The more serious complications, however, are those of the respiratory and circulatory apparatus. As a result of a severe paroxysm of coughing, there may be a rupture of the pulmonary alveoli, giving rise to interstitial emphysema. Broncho-pneumonia, so often attended by collapse, is one of the most serious and fatal results. Enlargement of the bronchial glands often occurs, and, when the patient is delicate or bottle-fed, may lead to tuberculosis. As a result of the great strain upon the heart, valvular troubles are not uncommon. Convulsions are not frequent, though occasionally seen.
Diagnosis.—The diagnosis is readily made after the characteristic whoop develops; before this we may not be positive, although the catarrhal symptoms, hoarseness and spasmodic cough, are suggestive of the trouble.
Prognosis.—Although this affection has been regarded as one of the fatal diseases, Dolan ranking it third in fatality in children's diseases in England, I have never been able to understand the large mortality attributed to it, and an experience of nearly twenty-five years bears me out in saying that the prognosis should nearly always be favorable.
In very young, bottle-fed, delicate babies, with pulmonary complications, the prognosis should be guarded, otherwise it is favorable.
Treatment.—While I do not claim that we have a specific treatment for this troublesome affection, I do claim that the cough can be so modified and the disease so controlled that the mortality will be very small. Belladonna, given in small doses, is one of our best remedies; add five to ten drops of the specific tincture to half a glass of water, and give a teaspoonful every one, two, or three hours. Our "regular" brother is beginning to recognize its value, for Jacobi regards it as the most satisfactory remedy for this disease. The indications are the same as in other troubles,—dullness, with capillary congestion.

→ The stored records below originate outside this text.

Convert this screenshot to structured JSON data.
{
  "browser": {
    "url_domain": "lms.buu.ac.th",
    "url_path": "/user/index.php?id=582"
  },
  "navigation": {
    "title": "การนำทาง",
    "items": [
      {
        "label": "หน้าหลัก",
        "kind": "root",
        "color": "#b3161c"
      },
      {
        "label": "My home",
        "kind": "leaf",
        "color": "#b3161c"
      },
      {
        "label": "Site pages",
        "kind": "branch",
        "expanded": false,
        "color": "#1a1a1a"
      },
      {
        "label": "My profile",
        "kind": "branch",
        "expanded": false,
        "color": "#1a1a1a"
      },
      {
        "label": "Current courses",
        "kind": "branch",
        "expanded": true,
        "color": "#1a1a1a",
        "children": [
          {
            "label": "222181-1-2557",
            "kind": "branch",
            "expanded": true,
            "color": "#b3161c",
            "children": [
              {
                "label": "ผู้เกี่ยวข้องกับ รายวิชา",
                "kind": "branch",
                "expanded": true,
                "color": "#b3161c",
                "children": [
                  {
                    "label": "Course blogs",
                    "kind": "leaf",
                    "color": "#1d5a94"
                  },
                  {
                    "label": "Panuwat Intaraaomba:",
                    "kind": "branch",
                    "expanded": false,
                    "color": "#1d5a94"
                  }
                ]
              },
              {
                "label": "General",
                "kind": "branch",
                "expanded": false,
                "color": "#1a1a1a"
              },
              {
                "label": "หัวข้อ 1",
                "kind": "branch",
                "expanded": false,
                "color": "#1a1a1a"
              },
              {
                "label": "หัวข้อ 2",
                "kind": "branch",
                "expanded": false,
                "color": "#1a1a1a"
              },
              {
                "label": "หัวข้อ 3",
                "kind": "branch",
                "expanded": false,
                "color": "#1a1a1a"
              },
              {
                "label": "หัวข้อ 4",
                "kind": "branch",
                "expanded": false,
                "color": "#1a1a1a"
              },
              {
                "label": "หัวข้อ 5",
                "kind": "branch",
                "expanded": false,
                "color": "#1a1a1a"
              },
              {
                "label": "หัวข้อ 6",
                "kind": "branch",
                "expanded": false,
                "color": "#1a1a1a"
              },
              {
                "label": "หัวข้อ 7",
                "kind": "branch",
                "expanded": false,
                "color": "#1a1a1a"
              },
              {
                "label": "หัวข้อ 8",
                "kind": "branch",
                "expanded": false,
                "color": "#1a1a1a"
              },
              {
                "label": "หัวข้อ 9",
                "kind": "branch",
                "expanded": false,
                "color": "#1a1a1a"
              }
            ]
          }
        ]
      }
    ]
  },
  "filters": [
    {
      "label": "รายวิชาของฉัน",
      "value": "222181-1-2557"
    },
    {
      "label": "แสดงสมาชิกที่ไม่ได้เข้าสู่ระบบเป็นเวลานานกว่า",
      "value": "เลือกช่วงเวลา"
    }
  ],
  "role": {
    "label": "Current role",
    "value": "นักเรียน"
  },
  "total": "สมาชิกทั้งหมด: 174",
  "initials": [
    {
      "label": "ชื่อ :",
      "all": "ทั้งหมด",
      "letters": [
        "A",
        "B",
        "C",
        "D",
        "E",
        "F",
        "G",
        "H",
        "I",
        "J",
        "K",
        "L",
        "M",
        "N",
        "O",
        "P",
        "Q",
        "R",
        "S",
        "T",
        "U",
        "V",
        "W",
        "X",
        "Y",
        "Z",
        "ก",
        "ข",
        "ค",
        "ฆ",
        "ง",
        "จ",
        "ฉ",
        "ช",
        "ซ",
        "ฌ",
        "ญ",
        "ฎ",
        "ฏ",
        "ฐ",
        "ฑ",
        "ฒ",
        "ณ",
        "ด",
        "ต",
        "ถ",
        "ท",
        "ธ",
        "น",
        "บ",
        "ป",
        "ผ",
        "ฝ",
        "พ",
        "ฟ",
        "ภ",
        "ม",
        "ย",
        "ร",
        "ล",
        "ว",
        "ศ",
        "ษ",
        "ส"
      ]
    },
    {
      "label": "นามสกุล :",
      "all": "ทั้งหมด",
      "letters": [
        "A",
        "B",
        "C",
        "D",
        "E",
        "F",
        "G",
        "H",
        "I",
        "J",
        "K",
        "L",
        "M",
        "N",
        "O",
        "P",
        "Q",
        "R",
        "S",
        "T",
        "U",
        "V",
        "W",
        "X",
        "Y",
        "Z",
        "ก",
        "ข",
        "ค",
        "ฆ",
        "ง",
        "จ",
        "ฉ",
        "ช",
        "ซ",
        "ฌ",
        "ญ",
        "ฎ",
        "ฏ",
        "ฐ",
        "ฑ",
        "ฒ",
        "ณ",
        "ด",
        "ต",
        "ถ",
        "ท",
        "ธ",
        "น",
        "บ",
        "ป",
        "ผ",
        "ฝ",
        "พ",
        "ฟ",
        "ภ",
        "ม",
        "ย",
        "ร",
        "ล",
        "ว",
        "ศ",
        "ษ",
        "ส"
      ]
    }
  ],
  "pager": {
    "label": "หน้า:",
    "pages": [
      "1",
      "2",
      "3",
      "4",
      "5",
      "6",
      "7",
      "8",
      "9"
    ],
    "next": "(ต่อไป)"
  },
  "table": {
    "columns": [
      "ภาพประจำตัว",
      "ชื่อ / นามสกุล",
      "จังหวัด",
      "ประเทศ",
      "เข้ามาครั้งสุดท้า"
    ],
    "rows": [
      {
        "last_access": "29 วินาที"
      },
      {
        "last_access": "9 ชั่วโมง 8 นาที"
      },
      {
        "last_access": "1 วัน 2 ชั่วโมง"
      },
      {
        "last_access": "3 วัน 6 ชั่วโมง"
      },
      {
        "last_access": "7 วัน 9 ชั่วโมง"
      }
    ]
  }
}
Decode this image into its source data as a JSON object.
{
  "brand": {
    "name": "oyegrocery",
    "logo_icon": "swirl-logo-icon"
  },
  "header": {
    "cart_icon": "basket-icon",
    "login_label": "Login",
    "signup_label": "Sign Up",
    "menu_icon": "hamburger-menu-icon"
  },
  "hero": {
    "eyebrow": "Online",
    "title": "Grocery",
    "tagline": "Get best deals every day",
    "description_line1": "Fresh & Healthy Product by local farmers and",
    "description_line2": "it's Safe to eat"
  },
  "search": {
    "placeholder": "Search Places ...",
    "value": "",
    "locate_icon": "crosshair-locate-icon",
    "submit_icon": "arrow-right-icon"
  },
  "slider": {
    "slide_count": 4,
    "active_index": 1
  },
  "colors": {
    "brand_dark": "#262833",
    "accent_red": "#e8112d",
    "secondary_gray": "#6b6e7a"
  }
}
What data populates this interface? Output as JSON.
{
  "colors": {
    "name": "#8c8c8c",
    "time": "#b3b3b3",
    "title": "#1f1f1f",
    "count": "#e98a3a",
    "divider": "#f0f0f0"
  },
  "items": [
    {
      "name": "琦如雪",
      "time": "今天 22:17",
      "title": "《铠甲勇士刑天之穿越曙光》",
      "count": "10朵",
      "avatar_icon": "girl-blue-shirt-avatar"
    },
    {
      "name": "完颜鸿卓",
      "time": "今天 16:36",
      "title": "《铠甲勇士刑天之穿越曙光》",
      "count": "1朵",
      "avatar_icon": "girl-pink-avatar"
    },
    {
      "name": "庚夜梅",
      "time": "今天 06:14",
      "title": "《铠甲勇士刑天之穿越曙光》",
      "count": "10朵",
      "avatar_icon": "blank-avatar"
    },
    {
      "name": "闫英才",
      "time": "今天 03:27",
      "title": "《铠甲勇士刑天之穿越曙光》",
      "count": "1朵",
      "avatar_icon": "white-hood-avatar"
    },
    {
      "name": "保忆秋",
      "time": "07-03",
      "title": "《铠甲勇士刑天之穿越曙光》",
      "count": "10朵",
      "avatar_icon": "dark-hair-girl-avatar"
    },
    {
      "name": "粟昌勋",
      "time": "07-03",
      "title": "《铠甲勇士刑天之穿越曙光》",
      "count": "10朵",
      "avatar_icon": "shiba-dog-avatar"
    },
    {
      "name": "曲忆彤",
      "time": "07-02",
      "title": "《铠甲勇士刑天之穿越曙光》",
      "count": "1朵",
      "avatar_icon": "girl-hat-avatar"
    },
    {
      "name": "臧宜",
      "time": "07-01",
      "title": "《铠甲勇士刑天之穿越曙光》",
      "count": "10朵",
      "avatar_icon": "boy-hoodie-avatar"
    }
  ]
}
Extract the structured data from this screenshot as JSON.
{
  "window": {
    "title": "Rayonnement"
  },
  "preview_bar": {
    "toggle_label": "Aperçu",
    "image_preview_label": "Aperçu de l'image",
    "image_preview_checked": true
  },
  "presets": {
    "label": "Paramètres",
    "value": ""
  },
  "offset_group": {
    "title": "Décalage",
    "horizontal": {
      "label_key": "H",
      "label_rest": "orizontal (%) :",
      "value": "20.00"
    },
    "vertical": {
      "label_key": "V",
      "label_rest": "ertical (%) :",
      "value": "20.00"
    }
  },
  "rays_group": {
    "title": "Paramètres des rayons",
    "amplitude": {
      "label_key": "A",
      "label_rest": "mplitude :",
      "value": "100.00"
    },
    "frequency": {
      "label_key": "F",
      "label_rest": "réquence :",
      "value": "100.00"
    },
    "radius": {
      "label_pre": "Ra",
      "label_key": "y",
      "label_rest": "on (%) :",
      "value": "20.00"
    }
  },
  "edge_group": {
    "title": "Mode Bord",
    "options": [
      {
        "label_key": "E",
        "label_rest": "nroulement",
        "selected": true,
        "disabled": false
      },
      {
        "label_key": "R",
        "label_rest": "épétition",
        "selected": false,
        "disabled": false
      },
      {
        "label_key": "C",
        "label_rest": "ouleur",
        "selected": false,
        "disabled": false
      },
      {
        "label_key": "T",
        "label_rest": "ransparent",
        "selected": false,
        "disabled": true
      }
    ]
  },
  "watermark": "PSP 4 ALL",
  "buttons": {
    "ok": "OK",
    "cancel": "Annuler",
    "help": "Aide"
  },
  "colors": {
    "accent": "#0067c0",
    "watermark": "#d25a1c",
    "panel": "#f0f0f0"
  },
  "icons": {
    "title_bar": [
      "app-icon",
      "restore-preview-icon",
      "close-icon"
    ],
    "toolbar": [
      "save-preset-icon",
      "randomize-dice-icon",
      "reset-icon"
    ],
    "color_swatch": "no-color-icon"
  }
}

Drosera is called for when the child is hoarse and the cough croupal in character. Bromide of ammonium, where the most marked symptom is the convulsion or spasmodic character of the cough. Dr. Webster speaks very highly of magnesium phosphate 3x. An infusion of red clover blossoms, recently cured, to which may be added simple syrup, is an old domestic remedy of much virtue. Burning a little sulphur in the sleeping-room before putting the child to bed will often insure a good night's rest.
Dr. W. P. Best, of Indianapolis, presented a paper on "Solanum in Whooping-cough" at our National Medical Association, giving his experience with this drug. So favorably was he impressed with the drug, that he sent me a trial bottle. After using it in a number of cases, I am convinced that in solanum we have almost a specific for this troublesome disease.
Bromoform, in from one to five minims suspended in syrup, has recently been highly recommended, though in my hands it has not been as successful as the above described remedies. Inhalations sometimes afford relief.
During convalescence the child should be carefully watched, as it is at this time pulmonary complications are so liable to occur. If the child be delicate and the parents be able to profit by the prescription, a change of climate affords great benefit during the stage of convalescence.